Folha de S. Paulo


Pedófilos condenados são atendidos em programa psicossocial no DF

Condenados por abuso sexual de crianças e adolescentes no Distrito Federal podem ser encaminhados a um programa de tratamento psicossocial, a mando da Justiça.

O PAV-Alecrim (Programa de Pesquisa, Assistência e Vigilância à Violência), vinculado à Secretaria de Saúde do DF, é o único no país a atender abusadores adultos que já cumpriram pena em regime fechado. É pré-requisito que eles não tenham matado suas vítimas e que elas façam parte da família ou do seu círculo de convivência.

Em três anos e meio de vida, o local recebeu 108 criminosos. A maioria é de homens de 40 a 59 anos (61,2%), casados ou em união estável (60%), condenados por estupro de vulnerável a penas de 8 a 15 anos de prisão. Por se tratar de crime hediondo, o preso só pode deixar a cadeia após cumprir dois quintos, se for primário, ou três quintos, se for reincidente.

O foco do programa, que atendeu duas mulheres até agora, é evitar que os condenados voltem a cometer o crime. "O objetivo é promover reflexão acerca do ato violento e estabelecer estratégias de controle com foco na diminuição de risco de reincidência", diz Fernanda Falcomer, chefe do Núcleo de Estudos e Programas na Atenção e Vigilância em Violência, ao qual o projeto é subordinado.
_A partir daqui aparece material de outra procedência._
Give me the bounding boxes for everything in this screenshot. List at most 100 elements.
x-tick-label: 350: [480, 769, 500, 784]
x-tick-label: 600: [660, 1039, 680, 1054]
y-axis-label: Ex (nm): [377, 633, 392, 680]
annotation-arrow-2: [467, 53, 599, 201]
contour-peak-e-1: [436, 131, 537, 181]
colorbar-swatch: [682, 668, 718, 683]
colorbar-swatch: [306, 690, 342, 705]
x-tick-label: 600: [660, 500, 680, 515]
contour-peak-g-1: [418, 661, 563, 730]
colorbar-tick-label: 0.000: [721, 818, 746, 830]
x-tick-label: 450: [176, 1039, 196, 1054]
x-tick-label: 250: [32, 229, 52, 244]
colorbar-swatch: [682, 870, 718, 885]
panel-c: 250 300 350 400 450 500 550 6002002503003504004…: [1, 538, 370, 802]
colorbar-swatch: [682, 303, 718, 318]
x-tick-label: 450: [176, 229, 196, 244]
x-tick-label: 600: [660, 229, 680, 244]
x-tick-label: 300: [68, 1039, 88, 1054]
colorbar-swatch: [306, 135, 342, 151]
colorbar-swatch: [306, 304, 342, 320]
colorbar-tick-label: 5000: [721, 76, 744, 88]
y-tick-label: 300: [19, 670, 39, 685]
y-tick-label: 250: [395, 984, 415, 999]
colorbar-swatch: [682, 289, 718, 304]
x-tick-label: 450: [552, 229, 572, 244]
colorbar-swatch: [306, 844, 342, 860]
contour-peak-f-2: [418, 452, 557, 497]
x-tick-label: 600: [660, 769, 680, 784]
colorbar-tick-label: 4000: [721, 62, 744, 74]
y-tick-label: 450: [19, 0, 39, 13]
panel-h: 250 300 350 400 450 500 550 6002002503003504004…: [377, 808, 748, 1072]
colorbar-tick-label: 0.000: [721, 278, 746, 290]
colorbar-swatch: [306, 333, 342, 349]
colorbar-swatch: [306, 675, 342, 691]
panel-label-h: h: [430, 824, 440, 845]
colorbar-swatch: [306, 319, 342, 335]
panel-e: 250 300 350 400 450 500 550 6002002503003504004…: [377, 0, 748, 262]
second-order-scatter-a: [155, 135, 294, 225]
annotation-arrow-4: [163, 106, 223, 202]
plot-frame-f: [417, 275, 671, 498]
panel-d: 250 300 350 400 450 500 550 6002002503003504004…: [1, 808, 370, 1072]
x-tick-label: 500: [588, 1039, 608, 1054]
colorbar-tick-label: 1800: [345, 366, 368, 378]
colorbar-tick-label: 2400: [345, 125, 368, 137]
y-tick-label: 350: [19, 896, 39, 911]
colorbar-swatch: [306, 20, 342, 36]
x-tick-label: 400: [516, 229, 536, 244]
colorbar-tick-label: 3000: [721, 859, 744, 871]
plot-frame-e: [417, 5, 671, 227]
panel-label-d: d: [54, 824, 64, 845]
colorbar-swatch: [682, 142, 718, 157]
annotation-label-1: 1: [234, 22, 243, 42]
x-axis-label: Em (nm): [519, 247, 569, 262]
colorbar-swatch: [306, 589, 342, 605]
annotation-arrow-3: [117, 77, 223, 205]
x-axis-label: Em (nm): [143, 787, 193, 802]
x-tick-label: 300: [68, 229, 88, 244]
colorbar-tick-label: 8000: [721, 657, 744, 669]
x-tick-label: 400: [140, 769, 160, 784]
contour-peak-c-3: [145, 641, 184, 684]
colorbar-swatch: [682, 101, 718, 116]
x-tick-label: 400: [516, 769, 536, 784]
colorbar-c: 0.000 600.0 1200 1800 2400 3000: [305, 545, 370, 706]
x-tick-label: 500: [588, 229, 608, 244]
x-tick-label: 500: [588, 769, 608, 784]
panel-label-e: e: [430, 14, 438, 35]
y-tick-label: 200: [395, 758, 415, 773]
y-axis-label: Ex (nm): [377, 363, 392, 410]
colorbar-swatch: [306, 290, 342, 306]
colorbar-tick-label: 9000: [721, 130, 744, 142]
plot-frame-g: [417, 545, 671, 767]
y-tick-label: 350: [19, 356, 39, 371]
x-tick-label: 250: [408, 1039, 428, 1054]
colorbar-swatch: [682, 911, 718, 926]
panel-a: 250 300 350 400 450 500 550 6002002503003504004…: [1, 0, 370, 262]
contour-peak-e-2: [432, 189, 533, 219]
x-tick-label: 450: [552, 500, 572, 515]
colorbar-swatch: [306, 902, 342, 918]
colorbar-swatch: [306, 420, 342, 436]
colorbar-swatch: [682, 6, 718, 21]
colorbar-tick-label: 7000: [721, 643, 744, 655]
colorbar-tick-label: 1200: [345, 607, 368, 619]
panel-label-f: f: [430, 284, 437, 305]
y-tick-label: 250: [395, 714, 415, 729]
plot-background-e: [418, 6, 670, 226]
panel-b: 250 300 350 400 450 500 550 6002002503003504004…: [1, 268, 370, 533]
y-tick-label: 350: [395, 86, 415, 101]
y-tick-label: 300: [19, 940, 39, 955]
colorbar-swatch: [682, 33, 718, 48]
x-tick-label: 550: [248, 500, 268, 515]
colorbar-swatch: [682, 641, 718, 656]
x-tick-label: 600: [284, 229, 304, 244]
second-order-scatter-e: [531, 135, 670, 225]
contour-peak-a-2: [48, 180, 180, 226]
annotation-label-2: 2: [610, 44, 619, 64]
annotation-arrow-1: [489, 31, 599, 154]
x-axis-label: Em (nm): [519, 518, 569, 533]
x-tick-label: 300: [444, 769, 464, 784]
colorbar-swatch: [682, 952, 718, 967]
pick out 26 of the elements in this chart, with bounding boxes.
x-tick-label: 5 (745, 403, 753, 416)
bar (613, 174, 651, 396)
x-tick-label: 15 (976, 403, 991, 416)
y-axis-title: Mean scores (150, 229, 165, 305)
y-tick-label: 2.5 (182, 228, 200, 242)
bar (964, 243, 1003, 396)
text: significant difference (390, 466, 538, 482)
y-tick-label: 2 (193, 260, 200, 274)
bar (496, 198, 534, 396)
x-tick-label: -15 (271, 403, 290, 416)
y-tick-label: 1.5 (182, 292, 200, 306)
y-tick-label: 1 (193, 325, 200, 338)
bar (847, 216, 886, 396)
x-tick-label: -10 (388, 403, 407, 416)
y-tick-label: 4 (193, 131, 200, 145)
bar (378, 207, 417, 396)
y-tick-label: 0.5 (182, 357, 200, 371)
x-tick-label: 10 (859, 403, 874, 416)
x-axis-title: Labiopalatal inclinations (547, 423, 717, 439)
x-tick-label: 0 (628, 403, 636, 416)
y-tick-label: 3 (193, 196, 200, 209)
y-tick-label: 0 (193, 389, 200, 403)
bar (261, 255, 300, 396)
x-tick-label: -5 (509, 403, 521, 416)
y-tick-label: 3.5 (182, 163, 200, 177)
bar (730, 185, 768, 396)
Obrigados pela Justiça a comparecer ao programa, os agressores chegam reticentes. "No primeiro momento, não assumem o crime. Todos apresentam algum nível de negação", diz o psiquiatra Thiago Blanco, que faz parte da equipe do PAV-Alecrim.

Na primeira etapa, o abusador passa por até quatro sessões –uma delas acompanhado da família– com psicólogos, assistentes sociais e psiquiatras. Depois, são mais oito sessões em grupo. O processo dura cerca de um ano.

Eduardo Knapp/Folhapress

O psiquiatra diz que há grande contraste entre o que os pacientes falam e o que está descrito nos processos. São comuns os argumentos "fizeram complô contra mim", "só fiz uma vez" e "fui condenado porque não deixaram que eu me defendesse".

Blanco afirma ver uma "distorção cognitiva" na maioria dos agressores, que pensa que suas vítimas queriam ter relações sexuais com eles.

'DESEJO MÓRBIDO'

Guido Palomba, psiquiatra forense e diretor da Associação Paulista de Medicina, diz preferir outro termo para falar sobre abusadores. "O que eles têm é um transtorno mental. Muitas vezes entendem o que estão fazendo, mas são incapazes de parar porque são dominados por um desejo imperioso e mórbido."

Palomba defende que, para que abusadores sexuais de crianças e adolescentes sejam colocados em liberdade, haja um exame psiquiátrico de cessação da periculosidade, no qual seriam avaliadas as possibilidades de o indivíduo voltar a cometer crimes.

"Assim como há dores de cabeça mais fortes e mais fracas, há pedofilia mais forte e mais fraca. Comportamentos mais e menos reiterados", diz o psiquiatra forense. "Mas não quer dizer que o menos reiterado não ultrapassou a mesma barreira ética, moral e de valores que os demais."

A equipe do programa do Distrito Federal é enfática em afirmar que a violência sexual não escolhe renda, cor ou classe, e que o perfil do abusador é heterogêneo.

Os atendidos no local, entretanto, são egressos do sistema prisional, e suas características majoritárias seguem a da massa carcerária: a maioria é negra e pobre. A maior parte sofreu algum tipo de violência na infância. Não há, porém, segundo os responsáveis pelo programa, dados suficientes para estabelecer relação de causalidade entre o histórico do indivíduo e o abuso perpetrado por ele.

Guido Palomba concorda. "Não há relação nenhuma. Pode-se até mesmo ter sido abusado na infância e virar ativista contra o abuso, levantar bandeira contra isso."